Example 1.1: Determining the order $\aleph$ of a circuit

As a simple example, we consider a non-linear resistor driven by a voltage source with an output impedance of $1\Omega$.

Figure 1.1Circuit used to demonstrate nonlinear order selection

The non-linear resistor has a polynomial voltage-current relationship of third order. The finite output impedance of the voltage source introduces feedback around the non-linear resistor, which will cause an infinite amount of harmonics originating from the circuit. We perform two simulations with an excessive non-linear order of $20$ to show how $\aleph$ is to be selected. The amplitude of the input generator is set first to $0.1\mathrm{V}$ and then to $1\mathrm{V}$. The magnitude of the current below is plotted below:

Figure 1.2

In the first case ($V_{\mathrm{in}}=0.1\mathrm{V}$) the magnitude of the harmonics of the current lies below the numeric noise floor of $-350\mathrm{dB}$ starting from the harmonic number $8$, so setting $\aleph=8$ in this case seems the good option. When the input amplitude is raised to $1\mathrm{V}$, many more harmonics appear and $\aleph$ should be set to $12$.

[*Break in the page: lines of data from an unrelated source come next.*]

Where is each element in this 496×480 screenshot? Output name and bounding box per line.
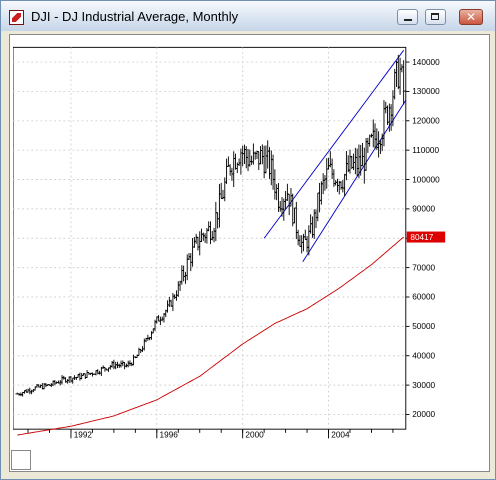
- price-chart[interactable]: 2000030000400005000060000700008000090000…: [13, 38, 447, 455]
- last-value-label: 80417: [410, 233, 433, 242]
- plot-frame: [13, 46, 407, 430]
- chart-app-icon: [9, 10, 24, 25]
- minimize-icon: [404, 19, 412, 21]
- maximize-button[interactable]: [425, 9, 446, 25]
- close-icon: ✕: [465, 10, 477, 24]
- moving-average-line: [17, 236, 404, 436]
- minimize-button[interactable]: [397, 9, 418, 25]
- last-value-badge: [406, 231, 446, 243]
- chart-area[interactable]: 2000030000400005000060000700008000090000…: [9, 34, 490, 472]
- y-tick-label: 40000: [412, 351, 435, 360]
- close-button[interactable]: ✕: [459, 9, 483, 25]
- corner-box[interactable]: [11, 450, 31, 470]
- y-tick-label: 130000: [412, 87, 440, 96]
- title-bar[interactable]: DJI - DJ Industrial Average, Monthly ✕: [1, 1, 495, 31]
- x-tick-label: 2000: [245, 430, 264, 439]
- y-tick-label: 140000: [412, 58, 440, 67]
- y-tick-label: 60000: [412, 293, 435, 302]
- channel-lower-line: [302, 99, 407, 263]
- y-tick-label: 120000: [412, 117, 440, 126]
- x-tick-label: 1992: [74, 430, 93, 439]
- maximize-icon: [431, 13, 439, 20]
- y-tick-label: 100000: [412, 175, 440, 184]
- y-tick-label: 110000: [412, 146, 439, 155]
- channel-upper-line: [263, 50, 405, 239]
- x-tick-label: 2004: [331, 430, 350, 439]
- window-title: DJI - DJ Industrial Average, Monthly: [31, 9, 239, 24]
- y-tick-label: 20000: [412, 410, 435, 419]
- y-tick-label: 50000: [412, 322, 435, 331]
- x-tick-label: 1996: [160, 430, 179, 439]
- y-tick-label: 70000: [412, 263, 435, 272]
- y-tick-label: 90000: [412, 205, 435, 214]
- y-tick-label: 30000: [412, 381, 435, 390]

Note that, in this purely static circuit, the harmonics alone can be used to determine the non-linear order. In a dynamic circuit, harmonics can be filtered, so also the intermodulation should be taken into account to obtain a proper choice for $\aleph$.

In this simple circuit, checking only one signal is sufficient. In a larger circuit, the amount of harmonics present in each signal differs, so many signals should be checked and the worst-case $\aleph$ should be used.